01/03/12 05:17 PM
SOPA / PIPA | Disaster Ahead?
I’m not at all sure what to think of the SOPA bill. Is it what we need to curb intellectual property theft? Is it a draconian step that will close down the Internet? Is it a tool in the hands of "greedy corporations"? Is the reaction to it the result of overblown paranoid conspiracy fantasies? Does what could happen bear any realistic relation to what would happen? The key to the worst case scenario seems to be that corporations would, for some reason, be eager to incur the wrath of the general populace to protect even the most insignificant copyright infringement.
Since all the most popular resources that are always given as examples of potential disaster already work with copyright holders and are quite conscientious about removing offending material when asked, is it truly logical to infer from the bill’s language that little Suzi using her favorite Lady Gaga song as a soundtrack to her dance recital video would lead to the shut down of YouTube? Or is it more likely that MGM would use it to shutter a Torrent site that streamed illegal copies of movies that haven’t even made it to DVD yet? The bills are clearly aimed at sites like Pirate Bay not EBay.

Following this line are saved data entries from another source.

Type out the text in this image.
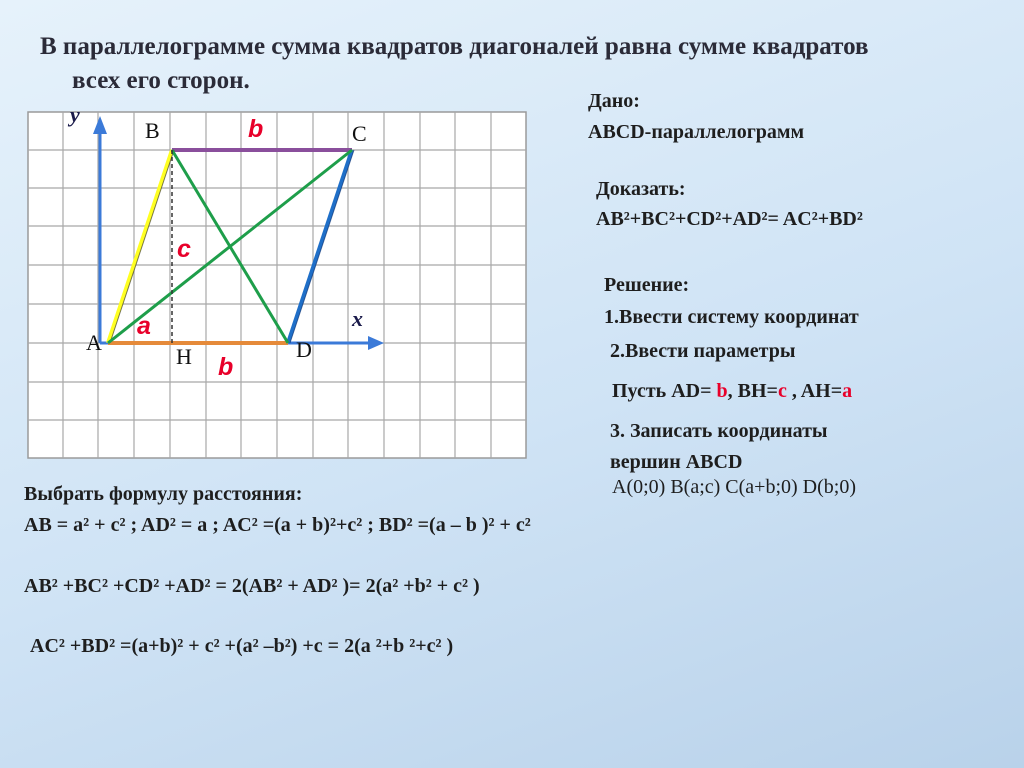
В параллелограмме сумма квадратов диагоналей равна сумме квадратов
всех его сторон.
y
x
B	C
A	D
H
b
c
a
b
Дано:
ABCD-параллелограмм
Доказать:
AB²+BC²+CD²+AD²= AC²+BD²
Решение:
1.Ввести систему координат
2.Ввести параметры
Пусть AD= b, BH=c , AH=a
3. Записать координаты
вершин ABCD
A(0;0) B(a;c) C(a+b;0) D(b;0)
Выбрать формулу расстояния:
AB = a² + c² ; AD² = a ; AC² =(a + b)²+c² ; BD² =(a – b )² + c²
AB² +BC² +CD² +AD² = 2(AB² + AD² )= 2(a² +b² + c² )
AC² +BD² =(a+b)² + c² +(a² –b²) +c = 2(a ²+b ²+c² )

On the other hand, I don't know that these bills are written well and that they might not be abused by someone- perhaps an overzealous politician, religious group who imagine themselves maligned, or an overly sensitive bunch social reformers. We risk that anytime we seek to provide protections. However, the courts tend to balance these things out. I haven’t read the entire text of the SOPA bill, but I have read goodly portions, and those sections singled out by numerous sites urging a no vote, and have yet to find a provision which has changed my mind, nor an argument that was persuasive that relied on a realistic interpretation of the bills. But I may certainly be missing something and am open to cogent argument from those in opposition.

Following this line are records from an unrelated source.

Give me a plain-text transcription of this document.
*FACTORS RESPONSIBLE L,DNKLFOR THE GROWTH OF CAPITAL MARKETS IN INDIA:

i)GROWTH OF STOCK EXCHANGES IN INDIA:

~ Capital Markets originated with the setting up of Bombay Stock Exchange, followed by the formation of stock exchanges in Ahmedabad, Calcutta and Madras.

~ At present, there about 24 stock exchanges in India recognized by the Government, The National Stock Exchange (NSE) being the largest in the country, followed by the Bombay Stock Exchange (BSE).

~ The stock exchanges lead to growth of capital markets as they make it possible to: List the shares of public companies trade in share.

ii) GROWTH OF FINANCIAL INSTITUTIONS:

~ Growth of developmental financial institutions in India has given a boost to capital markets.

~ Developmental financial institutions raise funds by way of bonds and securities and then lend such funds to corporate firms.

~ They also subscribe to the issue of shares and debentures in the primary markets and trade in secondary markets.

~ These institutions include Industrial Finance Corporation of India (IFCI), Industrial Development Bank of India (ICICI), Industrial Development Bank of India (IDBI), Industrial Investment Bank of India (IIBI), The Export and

Finally, we should give some thought to why this legislation is deemed necessary. Imagine a scenario where shoplifting became so prevalent that it was considered a right… and the stores were considered bad guys for prosecuting the worst offenders that they catch. Is stealing an intellectual property like a movie, song, the image of a painting or photograph different in substance from stealing a DVD, CD, a Giclée print, or coffee table book? Ideas are what drives economic development. They have value, and if we wish to see the standards of living both here and elsewhere continue to improve, we need to protect and nurture ideas as we would something physically tangible.

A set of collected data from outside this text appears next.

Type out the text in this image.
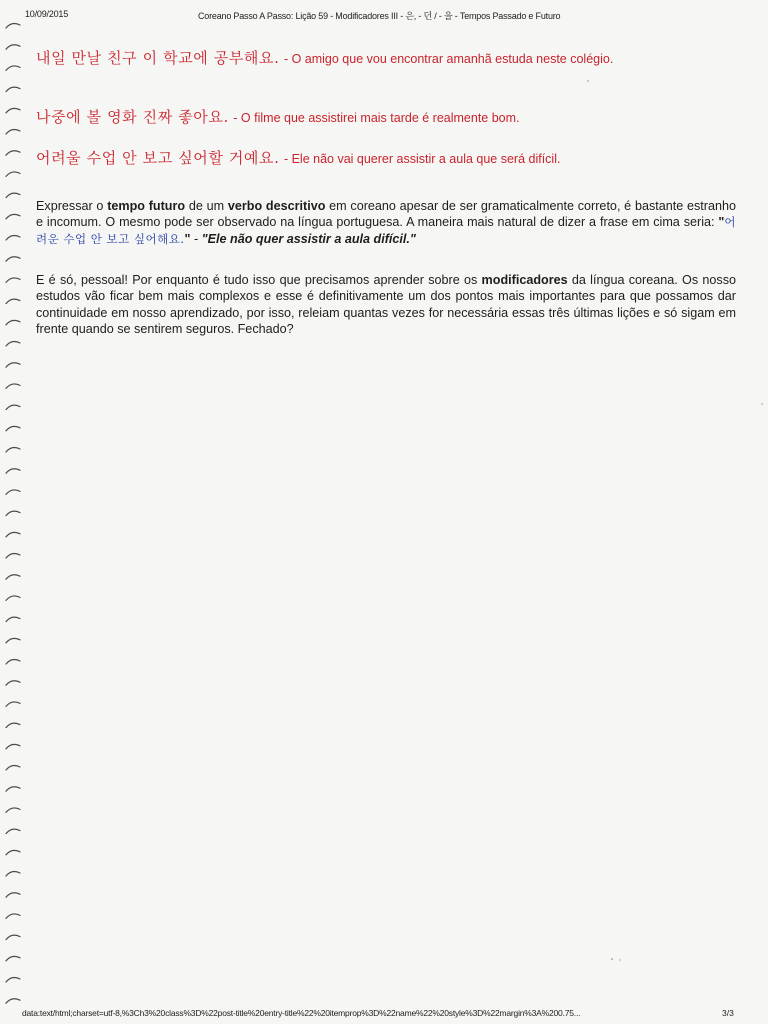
10/09/2015	Coreano Passo A Passo: Lição 59 - Modificadores III - 은, - 던 / - 을 - Tempos Passado e Futuro
내일 만날 친구 이 학교에 공부해요. - O amigo que vou encontrar amanhã estuda neste colégio.
나중에 볼 영화 진짜 좋아요. - O filme que assistirei mais tarde é realmente bom.
어려울 수업 안 보고 싶어할 거예요. - Ele não vai querer assistir a aula que será difícil.

Expressar o tempo futuro de um verbo descritivo em coreano apesar de ser gramaticalmente correto, é bastante estranho e incomum. O mesmo pode ser observado na língua portuguesa. A maneira mais natural de dizer a frase em cima seria: "어려운 수업 안 보고 싶어해요." - "Ele não quer assistir a aula difícil."

E é só, pessoal! Por enquanto é tudo isso que precisamos aprender sobre os modificadores da língua coreana. Os nosso estudos vão ficar bem mais complexos e esse é definitivamente um dos pontos mais importantes para que possamos dar continuidade em nosso aprendizado, por isso, releiam quantas vezes for necessária essas três últimas lições e só sigam em frente quando se sentirem seguros. Fechado?

data:text/html;charset=utf-8,%3Ch3%20class%3D%22post-title%20entry-title%22%20itemprop%3D%22name%22%20style%3D%22margin%3A%200.75...	3/3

Don’t get me wrong, I’m not saying that we trust our lawmakers to do the right thing. The infamous Jack Abramoff recently confirmed our suspicions that lawmakers rely on their staffs to tell them how to vote on bills before them. He went on to say that this fact gives lobbyists immense power because it is much easier to influence a staffer than the elected official himself. But ask yourself, what company CEO in their right mind would call for shutting down YouTube or EBay or Google? The backlash would be so strong and fast that the company would collapse in a matter of weeks if not days. Nor I suspect, would a court allow it to happen. Theoretically, a judge could shut down the Internet right now using existing RICO statutes if one was crazy enough to do it. As is usually the case, the worst case scenario is extremely unlikely to happen. Might the laws discourage people from illegally using copyrighted material? Yes. I don’t see that as a bad thing.
I’m for well thought out legislation that both protects the creative and enhances the creative milieu. Do these bills do that? I don’t know- hence my confusion- however, I know that we must, at some stage, recognize the value of ideas, writings, photographs, artwork, and thought based property. Protecting it will promote more of it, and you can’t have too much of a good thing!